TRINIDAD & TOBAGO

TRINIDAD & TOBAGO

Saturday, July 4, 2015

COMMENTARY: ROGET IS NO BUZZ BUTLER

T.U.B. Butler
THE legendary labour leader T.U.B. “Buzz” Butler died on February 20, 1977 after a prolonged illness, without achieving his dream of a united labour movement.

Thirty- eight years later labour is more divided that ever primarily because some leaders are driven by partisan politics rather than a genuine concern for the welfare of workers.

I interviewed Butler days before he died.

In an emotional narrative he discussed the near slavery conditions that shaped his uphill struggle for workers, his frustrations and the hope for a better deal for workers.

Butler spoke passionately about the exploitation of workers by the Williams PNM and saw hope in Basdeo Panday, whose political upbringing was based on fighting for the poor and dispossessed and for workers who were victims of an uncaring PNM administration.

Butler’s final thought was for a united movement without which labour would remain vulnerable.

“They must unite…they must, “ he said, “There is no other way.” But they haven’t united and they won’t, because the lust for political control is greater representing workers.

This year’s shameful Labour Day behaviour demonstrated that some people who pretend to walk in Butler’s shoes are just political prostitutes who disgrace Butler’s memory by using workers as pawns in their politics.
Labour Day confrontation - June 19, 2015. Express Photo
Although Butler was also a politician, his politics was based on a clear agenda that was premised upon embracing all workers in a common purpose.

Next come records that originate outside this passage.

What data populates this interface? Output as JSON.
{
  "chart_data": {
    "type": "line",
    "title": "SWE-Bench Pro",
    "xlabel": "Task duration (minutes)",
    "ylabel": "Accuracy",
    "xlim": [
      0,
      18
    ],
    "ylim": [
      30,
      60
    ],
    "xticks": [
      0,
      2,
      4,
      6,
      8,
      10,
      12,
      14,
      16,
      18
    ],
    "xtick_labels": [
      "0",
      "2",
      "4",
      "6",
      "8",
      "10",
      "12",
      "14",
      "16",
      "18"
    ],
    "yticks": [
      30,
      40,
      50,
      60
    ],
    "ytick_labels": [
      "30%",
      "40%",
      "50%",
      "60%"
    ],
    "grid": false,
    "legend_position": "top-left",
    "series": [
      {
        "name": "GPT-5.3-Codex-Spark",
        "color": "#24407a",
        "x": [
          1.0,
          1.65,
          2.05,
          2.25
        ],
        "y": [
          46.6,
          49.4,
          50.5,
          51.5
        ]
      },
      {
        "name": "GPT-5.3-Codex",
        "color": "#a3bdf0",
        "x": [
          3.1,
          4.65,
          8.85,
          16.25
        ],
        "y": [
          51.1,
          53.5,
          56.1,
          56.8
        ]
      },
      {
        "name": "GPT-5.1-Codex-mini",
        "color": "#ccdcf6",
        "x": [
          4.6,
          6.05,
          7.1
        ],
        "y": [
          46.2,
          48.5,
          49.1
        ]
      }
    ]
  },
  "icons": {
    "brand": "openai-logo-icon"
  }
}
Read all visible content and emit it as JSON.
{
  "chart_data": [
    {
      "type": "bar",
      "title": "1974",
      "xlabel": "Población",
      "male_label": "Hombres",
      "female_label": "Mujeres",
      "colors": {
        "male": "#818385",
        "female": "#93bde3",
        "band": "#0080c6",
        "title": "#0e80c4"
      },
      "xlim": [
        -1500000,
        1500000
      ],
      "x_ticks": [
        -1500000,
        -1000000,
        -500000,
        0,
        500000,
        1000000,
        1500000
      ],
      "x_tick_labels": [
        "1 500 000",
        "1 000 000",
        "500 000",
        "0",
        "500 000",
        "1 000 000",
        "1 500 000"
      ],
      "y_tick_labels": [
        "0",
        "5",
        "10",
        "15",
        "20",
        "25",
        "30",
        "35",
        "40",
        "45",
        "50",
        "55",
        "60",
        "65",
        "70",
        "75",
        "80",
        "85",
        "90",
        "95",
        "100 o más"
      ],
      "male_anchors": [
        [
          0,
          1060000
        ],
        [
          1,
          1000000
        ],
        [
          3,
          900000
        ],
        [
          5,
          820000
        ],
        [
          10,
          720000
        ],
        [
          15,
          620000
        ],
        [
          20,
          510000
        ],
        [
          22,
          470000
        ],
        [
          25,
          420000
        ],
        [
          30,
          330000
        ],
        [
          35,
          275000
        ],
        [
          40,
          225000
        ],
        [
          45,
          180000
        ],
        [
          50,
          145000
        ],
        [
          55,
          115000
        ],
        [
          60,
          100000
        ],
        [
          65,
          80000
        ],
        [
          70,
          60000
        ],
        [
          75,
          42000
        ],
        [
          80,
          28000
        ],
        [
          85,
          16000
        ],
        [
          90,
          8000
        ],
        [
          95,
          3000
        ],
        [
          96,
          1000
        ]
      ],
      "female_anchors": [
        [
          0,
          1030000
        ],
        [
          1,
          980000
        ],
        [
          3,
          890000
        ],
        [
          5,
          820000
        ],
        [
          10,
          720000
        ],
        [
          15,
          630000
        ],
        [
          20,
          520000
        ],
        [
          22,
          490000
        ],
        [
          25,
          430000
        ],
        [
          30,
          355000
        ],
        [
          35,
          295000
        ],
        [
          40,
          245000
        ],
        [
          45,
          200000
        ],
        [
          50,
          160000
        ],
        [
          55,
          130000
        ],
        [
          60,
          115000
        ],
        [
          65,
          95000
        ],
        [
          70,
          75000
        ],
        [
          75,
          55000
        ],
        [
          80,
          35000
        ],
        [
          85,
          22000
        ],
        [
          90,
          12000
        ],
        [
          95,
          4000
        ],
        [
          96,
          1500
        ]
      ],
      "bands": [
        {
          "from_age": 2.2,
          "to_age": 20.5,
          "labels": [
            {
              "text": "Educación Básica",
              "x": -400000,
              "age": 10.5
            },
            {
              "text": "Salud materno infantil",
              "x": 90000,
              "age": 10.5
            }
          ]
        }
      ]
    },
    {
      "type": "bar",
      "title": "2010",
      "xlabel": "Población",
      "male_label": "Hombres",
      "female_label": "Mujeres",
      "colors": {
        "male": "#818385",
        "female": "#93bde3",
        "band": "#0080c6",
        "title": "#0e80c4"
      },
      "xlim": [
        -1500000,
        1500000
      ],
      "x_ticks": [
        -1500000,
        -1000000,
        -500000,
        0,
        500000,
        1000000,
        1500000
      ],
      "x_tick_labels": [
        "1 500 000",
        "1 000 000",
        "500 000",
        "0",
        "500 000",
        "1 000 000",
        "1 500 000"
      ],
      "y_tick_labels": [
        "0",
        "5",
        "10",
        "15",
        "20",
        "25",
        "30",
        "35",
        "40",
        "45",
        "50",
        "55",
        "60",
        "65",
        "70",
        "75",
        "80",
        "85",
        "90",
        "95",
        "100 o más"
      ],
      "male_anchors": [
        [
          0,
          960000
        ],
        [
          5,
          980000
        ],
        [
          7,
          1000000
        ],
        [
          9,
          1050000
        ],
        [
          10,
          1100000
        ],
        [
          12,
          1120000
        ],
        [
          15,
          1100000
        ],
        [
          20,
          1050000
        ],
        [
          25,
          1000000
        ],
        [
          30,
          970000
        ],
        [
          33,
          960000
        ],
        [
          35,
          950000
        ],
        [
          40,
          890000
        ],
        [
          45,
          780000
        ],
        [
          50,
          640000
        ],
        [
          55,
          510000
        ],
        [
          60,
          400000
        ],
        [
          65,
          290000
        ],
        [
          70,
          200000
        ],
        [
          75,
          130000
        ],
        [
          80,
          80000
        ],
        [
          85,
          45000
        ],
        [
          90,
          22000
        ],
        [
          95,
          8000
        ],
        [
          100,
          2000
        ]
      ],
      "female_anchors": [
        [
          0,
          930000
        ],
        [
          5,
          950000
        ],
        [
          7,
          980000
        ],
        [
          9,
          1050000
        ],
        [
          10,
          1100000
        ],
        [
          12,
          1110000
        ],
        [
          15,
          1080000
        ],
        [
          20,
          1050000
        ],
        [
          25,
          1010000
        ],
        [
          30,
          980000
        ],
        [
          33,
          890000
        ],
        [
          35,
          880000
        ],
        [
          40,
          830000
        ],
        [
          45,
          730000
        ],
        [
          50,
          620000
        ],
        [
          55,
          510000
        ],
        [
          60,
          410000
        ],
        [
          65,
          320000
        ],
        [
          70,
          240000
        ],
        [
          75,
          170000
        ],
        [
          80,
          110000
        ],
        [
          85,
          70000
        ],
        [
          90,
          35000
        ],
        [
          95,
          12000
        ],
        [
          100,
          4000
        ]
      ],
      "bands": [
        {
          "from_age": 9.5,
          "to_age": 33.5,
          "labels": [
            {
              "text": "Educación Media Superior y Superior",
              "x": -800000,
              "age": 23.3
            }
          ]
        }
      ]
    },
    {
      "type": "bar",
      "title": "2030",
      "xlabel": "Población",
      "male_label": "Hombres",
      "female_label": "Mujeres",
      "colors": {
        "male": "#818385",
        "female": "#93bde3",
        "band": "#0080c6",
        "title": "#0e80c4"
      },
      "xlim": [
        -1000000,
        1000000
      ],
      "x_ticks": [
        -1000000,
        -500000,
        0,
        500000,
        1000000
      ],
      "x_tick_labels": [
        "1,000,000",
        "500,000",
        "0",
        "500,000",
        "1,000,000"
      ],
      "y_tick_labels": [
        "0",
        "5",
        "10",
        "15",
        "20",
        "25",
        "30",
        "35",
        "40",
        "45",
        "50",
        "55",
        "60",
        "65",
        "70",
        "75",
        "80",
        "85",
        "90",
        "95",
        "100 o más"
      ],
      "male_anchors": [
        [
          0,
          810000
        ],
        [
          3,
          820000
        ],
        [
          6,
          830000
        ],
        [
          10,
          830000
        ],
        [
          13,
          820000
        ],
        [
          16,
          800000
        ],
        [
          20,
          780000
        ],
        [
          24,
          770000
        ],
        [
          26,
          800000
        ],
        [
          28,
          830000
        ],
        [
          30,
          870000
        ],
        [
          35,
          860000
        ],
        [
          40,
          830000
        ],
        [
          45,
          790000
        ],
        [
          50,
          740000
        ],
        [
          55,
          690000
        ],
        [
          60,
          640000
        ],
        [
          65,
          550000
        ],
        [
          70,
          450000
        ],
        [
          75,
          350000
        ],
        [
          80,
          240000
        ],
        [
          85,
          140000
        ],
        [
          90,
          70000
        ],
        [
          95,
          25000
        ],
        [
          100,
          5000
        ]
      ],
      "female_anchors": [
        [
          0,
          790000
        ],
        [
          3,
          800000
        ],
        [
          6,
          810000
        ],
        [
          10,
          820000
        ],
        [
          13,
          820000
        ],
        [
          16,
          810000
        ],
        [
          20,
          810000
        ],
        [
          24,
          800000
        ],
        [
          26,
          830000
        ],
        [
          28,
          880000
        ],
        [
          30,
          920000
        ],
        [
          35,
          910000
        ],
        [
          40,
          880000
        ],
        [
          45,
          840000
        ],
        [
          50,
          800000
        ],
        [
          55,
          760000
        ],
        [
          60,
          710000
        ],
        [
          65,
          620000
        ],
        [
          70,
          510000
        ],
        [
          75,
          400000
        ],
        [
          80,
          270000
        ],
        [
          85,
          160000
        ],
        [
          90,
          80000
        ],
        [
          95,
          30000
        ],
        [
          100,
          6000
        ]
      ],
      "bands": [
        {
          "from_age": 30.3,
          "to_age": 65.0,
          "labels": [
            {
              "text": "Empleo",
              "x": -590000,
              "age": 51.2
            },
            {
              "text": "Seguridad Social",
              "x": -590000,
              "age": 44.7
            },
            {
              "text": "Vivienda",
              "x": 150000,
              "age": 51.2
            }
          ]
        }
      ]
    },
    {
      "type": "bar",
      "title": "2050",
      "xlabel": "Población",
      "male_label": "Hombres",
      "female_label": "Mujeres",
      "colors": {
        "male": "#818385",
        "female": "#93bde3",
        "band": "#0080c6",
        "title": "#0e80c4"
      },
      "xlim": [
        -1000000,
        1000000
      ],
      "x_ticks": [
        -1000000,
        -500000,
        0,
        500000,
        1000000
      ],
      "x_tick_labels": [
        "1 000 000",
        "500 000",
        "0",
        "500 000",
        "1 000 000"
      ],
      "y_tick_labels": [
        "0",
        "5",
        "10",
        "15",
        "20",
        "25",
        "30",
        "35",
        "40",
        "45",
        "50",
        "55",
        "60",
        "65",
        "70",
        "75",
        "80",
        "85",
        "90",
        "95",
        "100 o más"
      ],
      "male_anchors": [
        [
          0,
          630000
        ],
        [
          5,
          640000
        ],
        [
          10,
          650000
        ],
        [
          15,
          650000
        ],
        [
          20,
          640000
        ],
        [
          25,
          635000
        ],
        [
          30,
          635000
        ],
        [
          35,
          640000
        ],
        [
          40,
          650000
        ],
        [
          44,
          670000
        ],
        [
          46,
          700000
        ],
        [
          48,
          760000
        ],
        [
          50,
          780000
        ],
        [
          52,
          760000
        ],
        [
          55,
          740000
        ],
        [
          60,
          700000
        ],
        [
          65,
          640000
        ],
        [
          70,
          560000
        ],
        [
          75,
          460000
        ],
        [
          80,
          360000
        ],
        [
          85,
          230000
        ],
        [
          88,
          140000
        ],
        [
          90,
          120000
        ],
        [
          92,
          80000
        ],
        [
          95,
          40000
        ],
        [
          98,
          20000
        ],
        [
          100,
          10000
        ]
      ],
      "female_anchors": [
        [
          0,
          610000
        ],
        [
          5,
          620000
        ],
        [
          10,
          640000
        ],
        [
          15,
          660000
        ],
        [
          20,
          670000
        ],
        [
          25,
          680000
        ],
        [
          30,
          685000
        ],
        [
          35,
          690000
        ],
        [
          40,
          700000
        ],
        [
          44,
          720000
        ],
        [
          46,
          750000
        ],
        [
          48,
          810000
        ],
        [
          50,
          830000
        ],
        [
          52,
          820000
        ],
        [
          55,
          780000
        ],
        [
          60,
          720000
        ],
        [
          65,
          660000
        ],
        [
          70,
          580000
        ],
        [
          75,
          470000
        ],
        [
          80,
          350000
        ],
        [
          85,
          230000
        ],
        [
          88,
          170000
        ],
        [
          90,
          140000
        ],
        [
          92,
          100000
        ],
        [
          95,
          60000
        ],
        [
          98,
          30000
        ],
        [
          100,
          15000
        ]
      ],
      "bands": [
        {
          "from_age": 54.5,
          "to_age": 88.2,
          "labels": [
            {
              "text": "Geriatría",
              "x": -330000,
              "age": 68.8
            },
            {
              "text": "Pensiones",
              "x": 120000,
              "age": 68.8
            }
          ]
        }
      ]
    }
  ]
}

He sincerely believed that those who laboured must unite and hold power but he did not push aside those who did not share his political views. Butler’s political life was guided by the same passion that marked his trade union activities.

What happened at Charlie King Junction one week ago was a scar that has disfigured the labour movement at a time when there is a government in office that has offered a helping hand.

The tragedy was that the very people who were supposed to protect the workers and seek their interest were fighting them. And it was even more tragic because one man – Ancel Roget – has set himself up as the conscience of labour when his only concern for years has been to use workers to try to cause the fall of the most labour friendly administration the country has ever seen.

The anger and hostility displayed last Friday dominated the headlines, but the media failed to expose the reality that the fracas had nothing to do with a people’s struggle for better working conditions. It was an anti-government exercise in bullying and hooliganism directed against everyone perceived to be supportive of the PP administration.

So while Watson Duke and Michael Anisette and their followers were “man handled” for going to Fyzabad, Roget welcomed and embraced the PNM.

On June 19, 1937 when Charlie King arrived to arrest Butler for standing up for the rights of workers, a mob turned on him. They killed and burned a policeman who was only trying to do his job. While they were united, their action deeply hurt their cause and the man who led their struggle.

That, unfortunately, is what happens when men descend to the level of beasts.

Unlike the mob of 1937 the group that occupied that space on Friday was driven by self-interest, hate and animosity.

For years Roget has made politics his primary concern, ignoring the welfare of workers and the stability of the country.

He preached one mantra: “No progress, no development, no industrial peace...strikes, more strikes and more strikes. When the time is right the country will come to a screeching halt.”

Which progressive leader would set out to destabilise a country deliberately just to satisfy his political ambitions?

It didn’t matter to Roget that he was turning decent hardworking citizens into hooligans to execute his nefarious plot.
Ancel Roget. Guardian photo
The ugly display that made headlines last Friday was just political grandstanding for Roget and his anti-government friends; the workers were mere tools in his grand scheme to fulfill his political ambitions. But he might be forgetting one critically important point.

Workers hold tremendous power and they will exercise that power.They have seen the promise of a better deal from a government that has a vision of prosperity for all.

There is no room for the kind of deceit, treachery and divisiveness that Roget preaches. Last Friday’s confrontation was a clash of ideologies, not a show of worker solidarity.

It revealed more than ever the need for the unity that Butler saw as a necessity.

A united labour movement is still possible, but it would only happen when those who lead trade unions focus on representing workers instead of serving political masters, whose ambitions take precedence over the rights of workers.

Butler the trade unionist and politician understood that but Roget and his sidekicks lack that level of intellectual maturity to appreciate the value of the working class in a progressive society.